2. Immediately they were all commanded to expatriate themselves, in vain stretching forth their hands in entreaty not to be compelled to depart, affirming that they by themselves, without drawing on the public resources for either provisions or soldiers, were sufficient to defend their own home in full confidence that Justice would be on their side while fighting for the place of their birth, as they had often found her to be before. Both nobles and common people joined in this supplication; but they spoke in vain as to the winds, the emperor fearing the crime of perjury, as he pretended, though in reality the object of his fear was very different.

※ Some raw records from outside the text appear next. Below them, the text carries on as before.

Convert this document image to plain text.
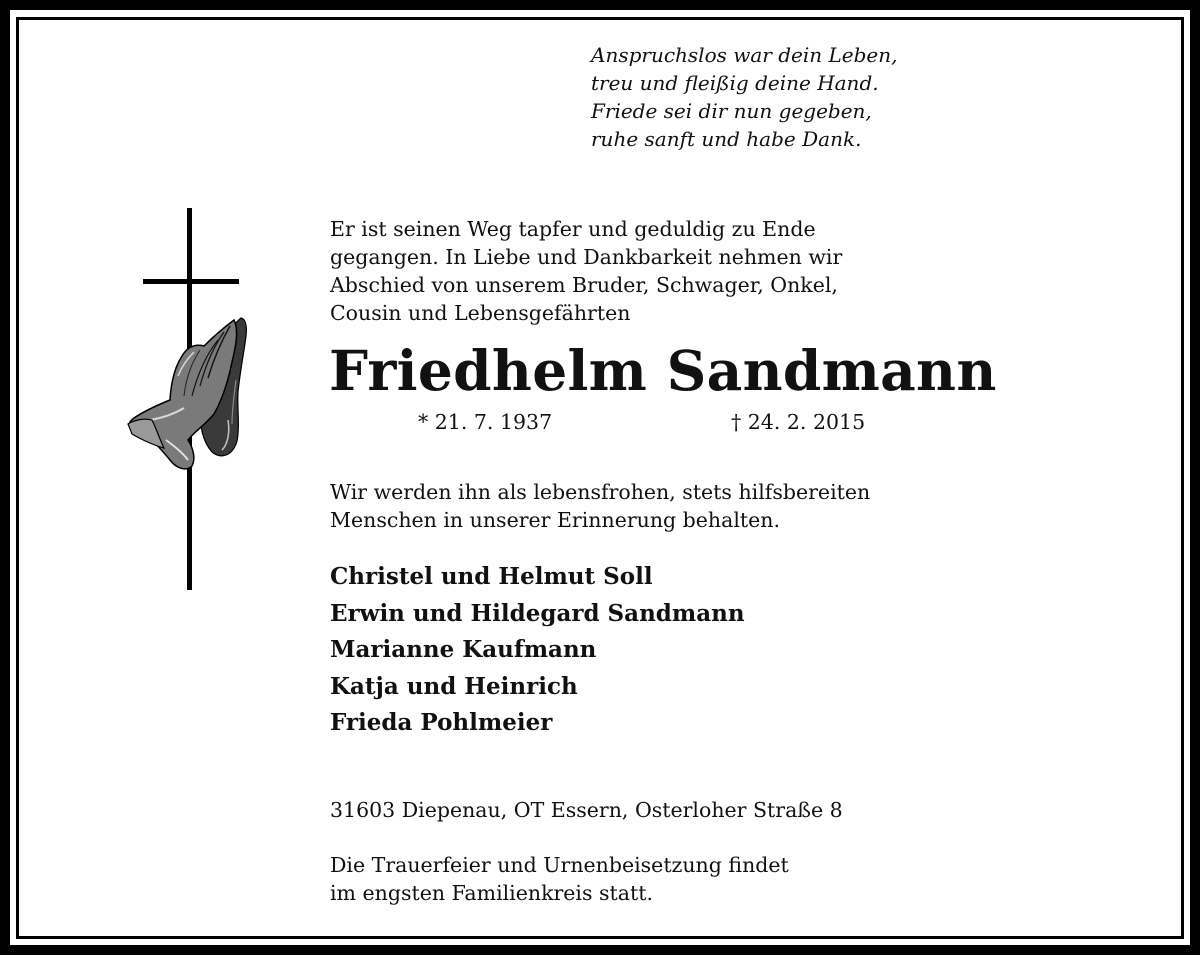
Anspruchslos war dein Leben,
treu und fleißig deine Hand.
Friede sei dir nun gegeben,
ruhe sanft und habe Dank.
Er ist seinen Weg tapfer und geduldig zu Ende
gegangen. In Liebe und Dankbarkeit nehmen wir
Abschied von unserem Bruder, Schwager, Onkel,
Cousin und Lebensgefährten
Friedhelm Sandmann
* 21. 7. 1937	† 24. 2. 2015
Wir werden ihn als lebensfrohen, stets hilfsbereiten
Menschen in unserer Erinnerung behalten.
Christel und Helmut Soll
Erwin und Hildegard Sandmann
Marianne Kaufmann
Katja und Heinrich
Frieda Pohlmeier
31603 Diepenau, OT Essern, Osterloher Straße 8
Die Trauerfeier und Urnenbeisetzung findet
im engsten Familienkreis statt.
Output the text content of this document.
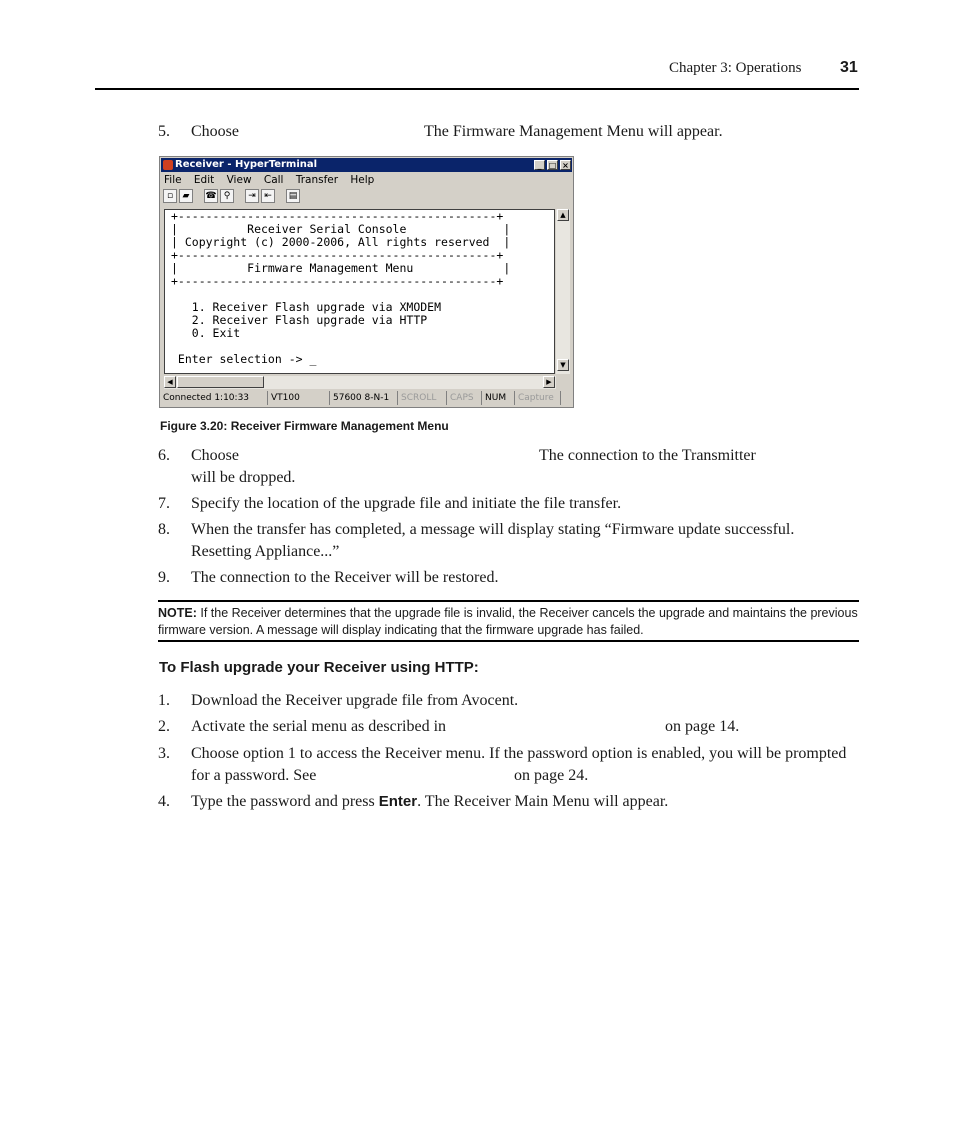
Chapter 3: Operations 31
5. Choose	The Firmware Management Menu will appear.
Receiver - HyperTerminal	_ □ ×
File Edit View Call Transfer Help
▫	▰	☎ ⚲	⇥ ⇤	▤
+----------------------------------------------+
|          Receiver Serial Console              |
| Copyright (c) 2000-2006, All rights reserved  |
+----------------------------------------------+
|          Firmware Management Menu             |
+----------------------------------------------+

1. Receiver Flash upgrade via XMODEM
2. Receiver Flash upgrade via HTTP
0. Exit

Enter selection -> _
▲
▼
◀	▶
Connected 1:10:33	VT100	57600 8-N-1	SCROLL	CAPS	NUM	Capture
Figure 3.20: Receiver Firmware Management Menu
6. Choose	The connection to the Transmitter
will be dropped.
7. Specify the location of the upgrade file and initiate the file transfer.
8. When the transfer has completed, a message will display stating “Firmware update successful. Resetting Appliance...”
9. The connection to the Receiver will be restored.
NOTE: If the Receiver determines that the upgrade file is invalid, the Receiver cancels the upgrade and maintains the previous firmware version. A message will display indicating that the firmware upgrade has failed.
To Flash upgrade your Receiver using HTTP:
1. Download the Receiver upgrade file from Avocent.
2. Activate the serial menu as described in	on page 14.
3. Choose option 1 to access the Receiver menu. If the password option is enabled, you will be prompted for a password. See	on page 24.
4. Type the password and press Enter. The Receiver Main Menu will appear.
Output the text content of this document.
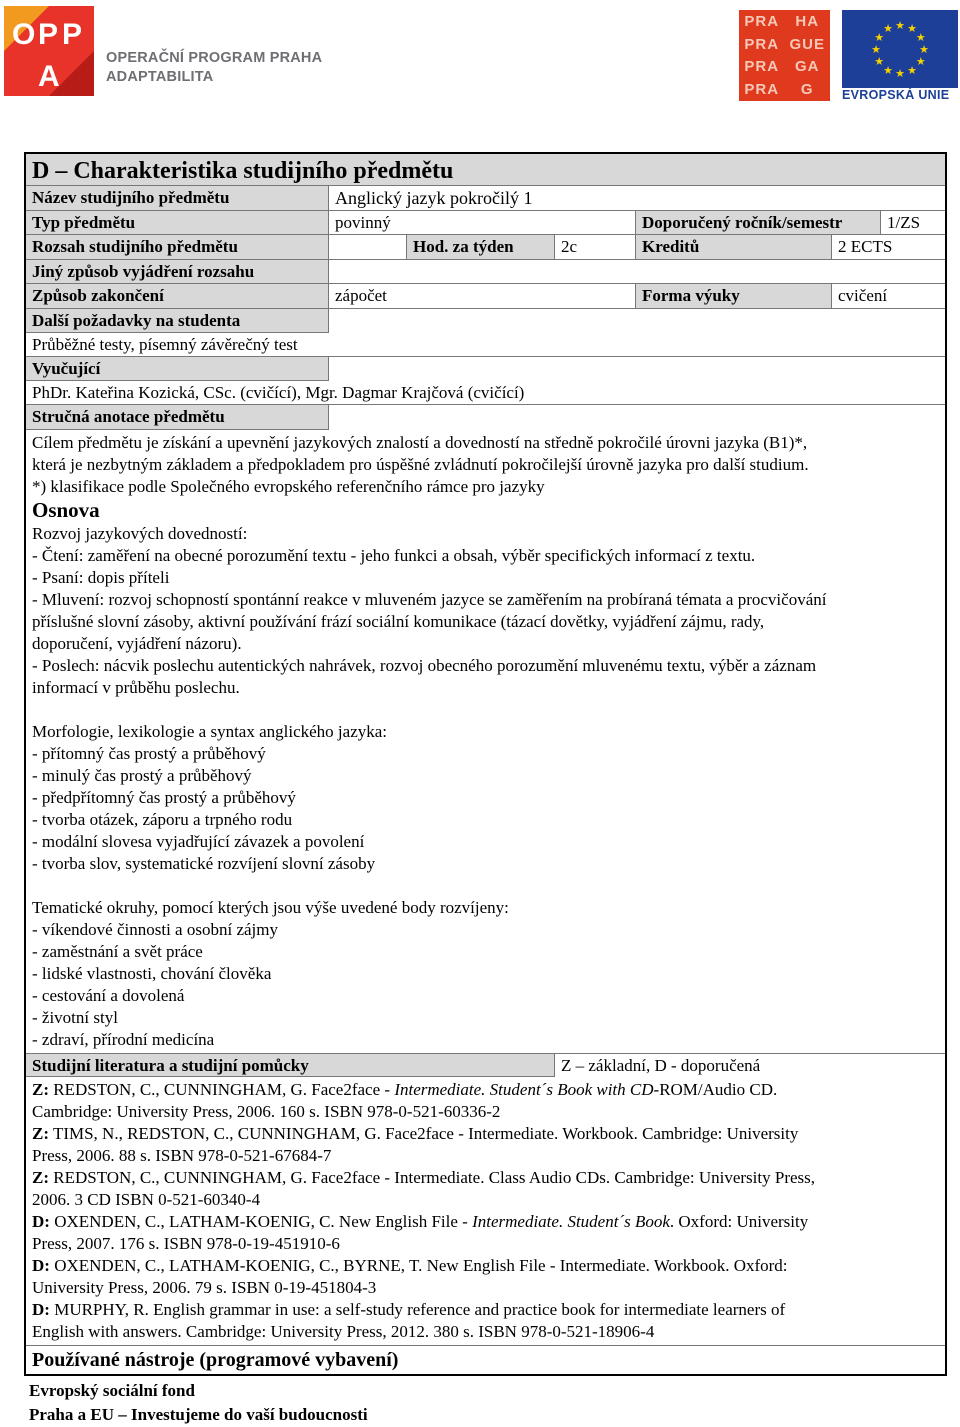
O P P
A
OPERAČNÍ PROGRAM PRAHA
ADAPTABILITA
PRA	HA
PRA GUE
PRA	GA
PRA	G
★
★
★
★
★
★
★
★
★ ★ ★
★
EVROPSKÁ UNIE
D – Charakteristika studijního předmětu
Název studijního předmětu	Anglický jazyk pokročilý 1
Typ předmětu	povinný	Doporučený ročník/semestr	1/ZS
Rozsah studijního předmětu	Hod. za týden	2c	Kreditů	2 ECTS
Jiný způsob vyjádření rozsahu
Způsob zakončení	zápočet	Forma výuky	cvičení
Další požadavky na studenta
Průběžné testy, písemný závěrečný test
Vyučující
PhDr. Kateřina Kozická, CSc. (cvičící), Mgr. Dagmar Krajčová (cvičící)
Stručná anotace předmětu

Cílem předmětu je získání a upevnění jazykových znalostí a dovedností na středně pokročilé úrovni jazyka (B1)*,

která je nezbytným základem a předpokladem pro úspěšné zvládnutí pokročilejší úrovně jazyka pro další studium.

*) klasifikace podle Společného evropského referenčního rámce pro jazyky

Osnova

Rozvoj jazykových dovedností:

- Čtení: zaměření na obecné porozumění textu - jeho funkci a obsah, výběr specifických informací z textu.

- Psaní: dopis příteli

- Mluvení: rozvoj schopností spontánní reakce v mluveném jazyce se zaměřením na probíraná témata a procvičování

příslušné slovní zásoby, aktivní používání frází sociální komunikace (tázací dovětky, vyjádření zájmu, rady,

doporučení, vyjádření názoru).

- Poslech: nácvik poslechu autentických nahrávek, rozvoj obecného porozumění mluvenému textu, výběr a záznam

informací v průběhu poslechu.

Morfologie, lexikologie a syntax anglického jazyka:

- přítomný čas prostý a průběhový

- minulý čas prostý a průběhový

- předpřítomný čas prostý a průběhový

- tvorba otázek, záporu a trpného rodu

- modální slovesa vyjadřující závazek a povolení

- tvorba slov, systematické rozvíjení slovní zásoby

Tematické okruhy, pomocí kterých jsou výše uvedené body rozvíjeny:

- víkendové činnosti a osobní zájmy

- zaměstnání a svět práce

- lidské vlastnosti, chování člověka

- cestování a dovolená

- životní styl

- zdraví, přírodní medicína

Studijní literatura a studijní pomůcky	Z – základní, D - doporučená

Z: REDSTON, C., CUNNINGHAM, G. Face2face - Intermediate. Student´s Book with CD-ROM/Audio CD.

Cambridge: University Press, 2006. 160 s. ISBN 978-0-521-60336-2

Z: TIMS, N., REDSTON, C., CUNNINGHAM, G. Face2face - Intermediate. Workbook. Cambridge: University

Press, 2006. 88 s. ISBN 978-0-521-67684-7

Z: REDSTON, C., CUNNINGHAM, G. Face2face - Intermediate. Class Audio CDs. Cambridge: University Press,

2006. 3 CD ISBN 0-521-60340-4

D: OXENDEN, C., LATHAM-KOENIG, C. New English File - Intermediate. Student´s Book. Oxford: University

Press, 2007. 176 s. ISBN 978-0-19-451910-6

D: OXENDEN, C., LATHAM-KOENIG, C., BYRNE, T. New English File - Intermediate. Workbook. Oxford:

University Press, 2006. 79 s. ISBN 0-19-451804-3

D: MURPHY, R. English grammar in use: a self-study reference and practice book for intermediate learners of

English with answers. Cambridge: University Press, 2012. 380 s. ISBN 978-0-521-18906-4

Používané nástroje (programové vybavení)
Evropský sociální fond
Praha a EU – Investujeme do vaší budoucnosti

3. Then a man of the name of Sabinus, eminent among his fellow-citizens both for his fortune and birth, replied with great fluency that Constantius too was at one time defeated by the Persians in the terrible strife of fierce war, that afterwards he fled with a small body of comrades to the unguarded station of Hibita, where he lived on a scanty and uncertain supply of bread which was brought him by an old woman from the country; and yet that to the end of his life he lost no territory; while Jovian, at the very beginning of his reign, was yielding up the wall of his provinces, by the protection of which barrier they had hitherto remained safe from the earliest ages.
4. But as he could not prevail on the emperor, who persisted obstinately in alleging the obligation of his oath, presently, when Jovian, who had for some time refused the crown which was offered to him, accepted it under a show of compulsion, an advocate, named Silvanus, exclaimed boldly, "May you, O emperor, be so crowned in the rest of your cities." But Jovian was offended at his words, and ordered the whole body of citizens to quit the city within three days, in despair as they were at the existing state of affairs.